Ahmed Amarneh’s home, built in a cave with a wooden door opening into cushion-lined rooms, is not the first Palestinian residence in the occupied West Bank to receive a demolition notice from Israel. But it may be the first built inside a cave which the Jewish state has threatened to destroy.
Amarneh, a 30-year-old civil engineer, lives with his family in the northern West Bank village of Farasin, where Israel insists it must approve any new residential construction and can tear down homes built without permits.
“I tried twice to build (a house), but the occupation authorities told me it was forbidden to build in the area,” Amarneh said.
The Oslo Peace Accords Ignored
The Oslo peace accords of the 1990s gave the Palestinians self-rule in parts of the West Bank. But they have not stopped to slowed down Israeli occupation, bulldozing their way into new Palestinian territories every year.
However, some 60 percent of the territory dubbed Area C, where Farasin is located, remains under full Israeli civil and military control.
The United Nations considers Area C as occupied Palestinian Territory.
But Israel has increasingly allocated land there for the construction of Jewish settlements — communities considered illegal under international law.
Convinced he would never get Israeli approval to build a home in his village, Amarneh set his sights on a cave in the foothills overlooking Farasin.
Amarneh said he figured that as an ancient, natural formation, Israel could not possibly argue that the cave was illegally built, while the Palestinian Authority (PA) agreed to register the land in his name.
‘I didn’t make the cave’
Amarneh, whose handyman skills are considerable, sealed the entrance to the cave with a stone wall and installed a wooden door at its centre.
He fashioned a kitchen, a living room and sleeping areas for himself, his pregnant wife and their young daughter. There is even lodging for guests.
He told AFP he had been living there for a year and a half, but received a demolition notice from the Israeli authorities in July, along with 20 other Palestinian families in Farasin.
The Israeli military branch responsible for civilian affairs in the West Bank, COGAT, said that demolition notices were served to some Farasin residences because of “structures that were illegally built, without the necessary permits and approvals”.

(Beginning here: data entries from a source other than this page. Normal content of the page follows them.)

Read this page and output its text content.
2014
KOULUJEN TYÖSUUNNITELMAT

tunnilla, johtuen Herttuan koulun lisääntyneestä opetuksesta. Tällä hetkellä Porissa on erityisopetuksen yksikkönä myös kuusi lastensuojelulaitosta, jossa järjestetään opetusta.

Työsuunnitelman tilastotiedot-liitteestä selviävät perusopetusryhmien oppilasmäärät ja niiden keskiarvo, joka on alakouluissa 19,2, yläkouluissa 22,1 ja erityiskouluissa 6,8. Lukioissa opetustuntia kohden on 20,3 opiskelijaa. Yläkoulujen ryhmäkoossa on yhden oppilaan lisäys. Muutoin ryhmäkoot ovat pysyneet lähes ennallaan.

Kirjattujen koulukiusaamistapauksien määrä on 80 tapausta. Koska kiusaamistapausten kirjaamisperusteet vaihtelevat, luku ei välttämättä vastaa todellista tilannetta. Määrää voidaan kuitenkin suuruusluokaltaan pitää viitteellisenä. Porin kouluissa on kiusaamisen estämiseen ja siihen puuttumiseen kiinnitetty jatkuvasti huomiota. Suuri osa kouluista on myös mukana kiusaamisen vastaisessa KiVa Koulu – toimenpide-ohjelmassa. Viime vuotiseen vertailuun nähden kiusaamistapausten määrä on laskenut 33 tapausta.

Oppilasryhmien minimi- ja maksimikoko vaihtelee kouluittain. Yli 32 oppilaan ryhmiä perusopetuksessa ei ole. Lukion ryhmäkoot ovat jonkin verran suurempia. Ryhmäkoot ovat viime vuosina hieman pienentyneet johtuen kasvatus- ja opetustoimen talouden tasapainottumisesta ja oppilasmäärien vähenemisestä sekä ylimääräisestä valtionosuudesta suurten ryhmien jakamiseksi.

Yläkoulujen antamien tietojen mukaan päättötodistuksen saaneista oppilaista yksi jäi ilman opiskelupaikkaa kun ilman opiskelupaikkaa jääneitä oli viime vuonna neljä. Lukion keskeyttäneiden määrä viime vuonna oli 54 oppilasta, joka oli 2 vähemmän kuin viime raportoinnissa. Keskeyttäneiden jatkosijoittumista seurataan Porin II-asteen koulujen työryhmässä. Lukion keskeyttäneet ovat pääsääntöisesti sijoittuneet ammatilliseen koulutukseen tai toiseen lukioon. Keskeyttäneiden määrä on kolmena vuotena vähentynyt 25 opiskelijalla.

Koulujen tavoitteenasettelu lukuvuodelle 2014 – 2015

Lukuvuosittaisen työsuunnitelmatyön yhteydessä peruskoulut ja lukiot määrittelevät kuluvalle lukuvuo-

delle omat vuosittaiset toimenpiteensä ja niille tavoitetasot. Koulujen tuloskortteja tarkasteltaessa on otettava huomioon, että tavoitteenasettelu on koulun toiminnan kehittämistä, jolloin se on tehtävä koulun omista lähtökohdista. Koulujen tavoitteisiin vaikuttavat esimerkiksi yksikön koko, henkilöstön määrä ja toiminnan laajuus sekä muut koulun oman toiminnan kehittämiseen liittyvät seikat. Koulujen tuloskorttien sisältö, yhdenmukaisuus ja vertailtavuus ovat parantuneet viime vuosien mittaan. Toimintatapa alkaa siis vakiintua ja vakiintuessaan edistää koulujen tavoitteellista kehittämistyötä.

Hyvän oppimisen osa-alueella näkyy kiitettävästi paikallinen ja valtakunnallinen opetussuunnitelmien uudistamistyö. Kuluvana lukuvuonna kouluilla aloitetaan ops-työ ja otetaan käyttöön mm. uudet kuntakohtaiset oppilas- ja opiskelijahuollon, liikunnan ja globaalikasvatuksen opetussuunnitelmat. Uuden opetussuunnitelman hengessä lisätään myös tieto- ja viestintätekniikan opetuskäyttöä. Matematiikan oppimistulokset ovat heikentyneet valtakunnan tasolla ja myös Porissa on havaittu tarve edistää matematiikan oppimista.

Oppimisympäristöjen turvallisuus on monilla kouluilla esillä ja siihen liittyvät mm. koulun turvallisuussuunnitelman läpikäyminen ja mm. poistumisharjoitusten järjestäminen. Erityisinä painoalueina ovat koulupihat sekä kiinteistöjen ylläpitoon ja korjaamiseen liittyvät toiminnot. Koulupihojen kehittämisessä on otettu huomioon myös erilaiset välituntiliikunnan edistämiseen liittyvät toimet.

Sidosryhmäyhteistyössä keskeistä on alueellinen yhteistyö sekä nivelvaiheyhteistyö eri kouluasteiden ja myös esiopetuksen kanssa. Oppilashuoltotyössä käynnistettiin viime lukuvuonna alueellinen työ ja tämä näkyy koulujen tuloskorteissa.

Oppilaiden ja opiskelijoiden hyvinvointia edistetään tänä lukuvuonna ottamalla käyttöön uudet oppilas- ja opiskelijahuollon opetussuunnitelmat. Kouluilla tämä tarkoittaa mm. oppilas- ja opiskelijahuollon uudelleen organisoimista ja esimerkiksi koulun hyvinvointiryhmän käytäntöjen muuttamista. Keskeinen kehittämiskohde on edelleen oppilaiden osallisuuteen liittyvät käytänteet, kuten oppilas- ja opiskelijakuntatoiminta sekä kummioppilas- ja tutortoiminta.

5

Amarneh told local news outlets he was “surprised” to learn that he had built anything illegally. “I didn’t make the cave. It has existed since antiquity,” he said, holding his young daughter in his arms.
“I don’t understand how they can prevent me from living in a cave. Animals live in caves and are not thrown out. So, let them treat me like an animal and let me live in the cave.”
‘Ancestors buried here’
Arab residents established the village of Farasin in 1920, said local council head Mahmud Ahmad Nasser.
It was abandoned during the 1967 Six-Day War, the year Israeli occupation of the West Bank began.
But from the 1980s, former residents began to return to the area. Nasser put its current population at around 200.
Farasin looks less like a village than a small collection of houses spaced widely apart.
The PA officially recognised the community of Farasin in March, but the coronavirus crisis has prevented it from providing electricity to the area, the local council said.
COGAT had indicated in April that it might suspend some scheduled demolitions due to the pandemic.
But, according to the Israeli anti-settlement campaign group B’Tselem, Israel in June demolished 63 Palestinian structures.
Roughly 450,000 Jewish settlers live in the West Bank, alongside some 2.7 million Palestinians.
Farasin residents, aside from fearing the possibly imminent arrival of bulldozers, said they have spotted a caravan belonging to a Jewish settler in the area, who appeared to be setting up a home.
“The settler arrived here some time ago with his sheep,” said Nasser, the local council head, asking why a settler would arrive at the moment they have been asked to leave.
“Our people lived here for generations. Our ancestors are buried here.”